200702 Colour Serjeant Alfred Percy Wilson. MSM.
Colour Sgt Alfred wilson with son Alfred and Daughter Muriel.
|
Geoff King of Pickering, N Yorks, a Member of the Ryedale Family History Group, has been researching the men whose names appear on the War Memorials of that area.
A webpage on their publications can be found Here.
Geoff has kindly contributed to this website 3 photographs of 4th and 5th Yorks Battalion lads and the following details about Alfred Percy Wilson.
Thanks also to Ray Wilkins of Middlesbrough for further information and corrections.
Alfred died of Pneumonia at the Voluntary Aid Detachment Hospital, Hornsea on the 2nd December 1918, aged 34. Influenza is also mentioned on his Death Certificate, so he may have been a victim of the World Pandemic that started in this year and eventually killed many millions.
His Medal Card shows the award of the Meritorious Service Medal, but no others, so it seems that he never went abroad, but did some extremely valued work with the 4th Reserve Battalion in the UK, who were involved with training recruits and Home Defence.
|
Alfred was born in 1884 in that North Yorkshire village which is famed as the birthplace of Captain James Cook RN, Great Ayton.
At the 1901 census he was listed as a Student Teacher, living with his parents.
By the time of the 1911 census he had become the Headmaster of the small school at Farndale on the N Yorks Moors.
He had married Muriel Scarth with whom he had had a 3 year old son, also named Alfred, and 2 daughters. They were living with Muriel's mother at nearby Loft House, Bransdale.
He was clearly a very intelligent man with a great love of his beautiful home area.
In 1910 he had published a book at his own expense entitled "Yorkshire Moors and Dales".

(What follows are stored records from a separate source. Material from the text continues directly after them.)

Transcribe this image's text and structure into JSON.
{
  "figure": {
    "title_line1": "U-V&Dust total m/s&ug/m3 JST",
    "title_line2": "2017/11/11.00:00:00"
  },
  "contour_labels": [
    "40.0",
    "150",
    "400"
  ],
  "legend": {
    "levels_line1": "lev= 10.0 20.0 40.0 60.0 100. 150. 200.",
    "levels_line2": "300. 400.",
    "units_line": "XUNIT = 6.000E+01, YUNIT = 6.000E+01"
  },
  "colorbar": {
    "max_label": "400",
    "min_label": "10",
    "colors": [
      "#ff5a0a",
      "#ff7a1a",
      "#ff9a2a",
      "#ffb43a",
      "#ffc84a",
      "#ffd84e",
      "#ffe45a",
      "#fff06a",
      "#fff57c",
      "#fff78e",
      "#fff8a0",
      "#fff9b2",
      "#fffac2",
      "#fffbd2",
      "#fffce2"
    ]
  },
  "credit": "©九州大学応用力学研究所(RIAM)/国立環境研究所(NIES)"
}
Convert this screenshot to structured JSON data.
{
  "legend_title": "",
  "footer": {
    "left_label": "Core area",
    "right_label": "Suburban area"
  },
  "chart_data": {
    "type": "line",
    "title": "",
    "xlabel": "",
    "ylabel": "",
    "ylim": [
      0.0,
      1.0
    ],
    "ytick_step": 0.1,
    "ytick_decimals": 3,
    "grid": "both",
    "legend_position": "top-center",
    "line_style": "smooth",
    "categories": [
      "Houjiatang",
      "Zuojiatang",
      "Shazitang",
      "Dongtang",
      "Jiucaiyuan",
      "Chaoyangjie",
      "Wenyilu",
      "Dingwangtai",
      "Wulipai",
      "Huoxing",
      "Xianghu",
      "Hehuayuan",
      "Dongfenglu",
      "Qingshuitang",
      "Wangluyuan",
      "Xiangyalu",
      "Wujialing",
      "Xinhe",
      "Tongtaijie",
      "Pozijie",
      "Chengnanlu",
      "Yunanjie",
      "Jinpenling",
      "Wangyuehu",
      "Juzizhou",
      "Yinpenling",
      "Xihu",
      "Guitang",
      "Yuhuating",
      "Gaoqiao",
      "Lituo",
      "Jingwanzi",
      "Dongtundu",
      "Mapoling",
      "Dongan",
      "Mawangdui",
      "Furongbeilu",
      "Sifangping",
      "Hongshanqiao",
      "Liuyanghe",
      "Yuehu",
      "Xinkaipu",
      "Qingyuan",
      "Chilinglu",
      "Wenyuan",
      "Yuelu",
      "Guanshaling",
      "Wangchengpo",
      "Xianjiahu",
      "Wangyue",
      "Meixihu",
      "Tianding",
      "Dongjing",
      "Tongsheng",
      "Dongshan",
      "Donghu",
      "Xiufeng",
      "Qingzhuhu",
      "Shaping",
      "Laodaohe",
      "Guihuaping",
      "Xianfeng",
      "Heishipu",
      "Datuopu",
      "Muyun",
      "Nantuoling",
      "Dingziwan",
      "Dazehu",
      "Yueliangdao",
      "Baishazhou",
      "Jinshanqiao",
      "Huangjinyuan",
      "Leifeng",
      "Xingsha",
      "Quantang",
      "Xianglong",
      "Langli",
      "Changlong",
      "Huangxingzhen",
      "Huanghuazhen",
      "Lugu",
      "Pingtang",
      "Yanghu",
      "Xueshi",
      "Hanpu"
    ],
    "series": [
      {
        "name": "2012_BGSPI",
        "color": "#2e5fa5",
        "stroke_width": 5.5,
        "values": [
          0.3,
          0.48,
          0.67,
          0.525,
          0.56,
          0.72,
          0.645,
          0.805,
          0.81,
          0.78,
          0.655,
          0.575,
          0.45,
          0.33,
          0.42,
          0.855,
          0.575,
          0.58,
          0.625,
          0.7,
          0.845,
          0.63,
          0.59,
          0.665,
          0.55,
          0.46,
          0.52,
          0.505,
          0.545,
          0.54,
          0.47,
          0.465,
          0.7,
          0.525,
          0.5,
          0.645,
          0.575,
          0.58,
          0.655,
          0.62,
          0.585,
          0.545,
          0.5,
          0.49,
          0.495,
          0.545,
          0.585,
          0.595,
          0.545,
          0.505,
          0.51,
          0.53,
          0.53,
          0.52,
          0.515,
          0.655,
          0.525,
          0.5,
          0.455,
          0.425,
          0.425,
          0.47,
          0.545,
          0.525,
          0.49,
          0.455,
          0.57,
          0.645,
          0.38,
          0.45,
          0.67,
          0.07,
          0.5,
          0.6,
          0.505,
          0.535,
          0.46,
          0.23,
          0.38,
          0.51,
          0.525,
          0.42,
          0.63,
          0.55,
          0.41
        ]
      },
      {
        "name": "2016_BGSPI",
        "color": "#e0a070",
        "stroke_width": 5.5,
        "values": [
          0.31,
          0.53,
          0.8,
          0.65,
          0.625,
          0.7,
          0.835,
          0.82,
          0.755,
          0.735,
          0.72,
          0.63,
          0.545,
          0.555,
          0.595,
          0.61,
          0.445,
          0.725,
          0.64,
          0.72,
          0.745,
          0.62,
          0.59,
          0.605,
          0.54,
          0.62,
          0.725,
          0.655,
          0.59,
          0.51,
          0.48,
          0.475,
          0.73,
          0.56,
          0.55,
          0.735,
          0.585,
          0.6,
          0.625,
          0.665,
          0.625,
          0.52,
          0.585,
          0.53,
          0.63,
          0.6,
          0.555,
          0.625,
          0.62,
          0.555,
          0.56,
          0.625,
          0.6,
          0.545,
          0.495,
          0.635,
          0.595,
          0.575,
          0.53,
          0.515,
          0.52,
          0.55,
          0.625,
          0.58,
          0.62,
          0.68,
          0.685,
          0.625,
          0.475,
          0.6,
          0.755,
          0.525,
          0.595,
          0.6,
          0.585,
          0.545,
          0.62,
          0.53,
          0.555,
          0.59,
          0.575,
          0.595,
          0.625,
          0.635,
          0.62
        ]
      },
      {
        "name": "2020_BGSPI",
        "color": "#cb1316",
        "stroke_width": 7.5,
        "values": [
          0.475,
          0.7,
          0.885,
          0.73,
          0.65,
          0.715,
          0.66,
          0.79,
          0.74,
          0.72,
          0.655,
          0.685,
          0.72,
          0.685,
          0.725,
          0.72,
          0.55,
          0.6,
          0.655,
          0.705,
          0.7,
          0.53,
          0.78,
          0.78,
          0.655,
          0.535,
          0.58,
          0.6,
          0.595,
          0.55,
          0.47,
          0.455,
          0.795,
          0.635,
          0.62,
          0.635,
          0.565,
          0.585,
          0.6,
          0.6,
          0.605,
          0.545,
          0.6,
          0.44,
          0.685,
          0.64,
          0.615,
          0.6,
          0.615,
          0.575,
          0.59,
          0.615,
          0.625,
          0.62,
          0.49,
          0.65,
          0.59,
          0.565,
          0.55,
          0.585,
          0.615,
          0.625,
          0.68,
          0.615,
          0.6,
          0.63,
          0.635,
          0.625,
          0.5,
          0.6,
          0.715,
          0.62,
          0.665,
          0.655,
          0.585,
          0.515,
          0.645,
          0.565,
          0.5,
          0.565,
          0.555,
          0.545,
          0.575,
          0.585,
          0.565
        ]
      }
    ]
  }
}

Sadly it did not make his fortune and, worse still, his spendthrift wife took his finances further downhill, until he landed up in the Bankruptcy Court in November 1912.
|
His mother died in 1913.
Alfred was enlisted at Stokesley, N Yorks into the 4th Battalion Yorkshire Regiment, but the date and whether he volunteered or was conscripted is not presently known, as his personal documents, like so many, must have been destroyed in the German Bombing of London in the Second World War.
The number allocated to Alfred, 200702, tells us that he was in the Army when men were given new 6 figure numbers in March 1917, or shortly after, as the 4th Battalion allocation began at 200,000.
|
First issued in 1902, the silver MSM was awarded to non-commissioned officers above the rank of Corporal for lengthy military service or, in Alfred's case:- "acts of gallantry or meritorious conduct when not in the fact of the enemy".
Recipients were also granted an annuity, the amount of which was based on rank.
Alfred's award was Gazetted on the 22nd February 1919, but it is not known for what specific work or deeds it was merited.
He was buried in St Nicholas' Churchyard, Cockayne, Bransdale, N Yorks and is also commemorated on the Roll of Honour in County Hall, Northallerton, following his employment as a teacher.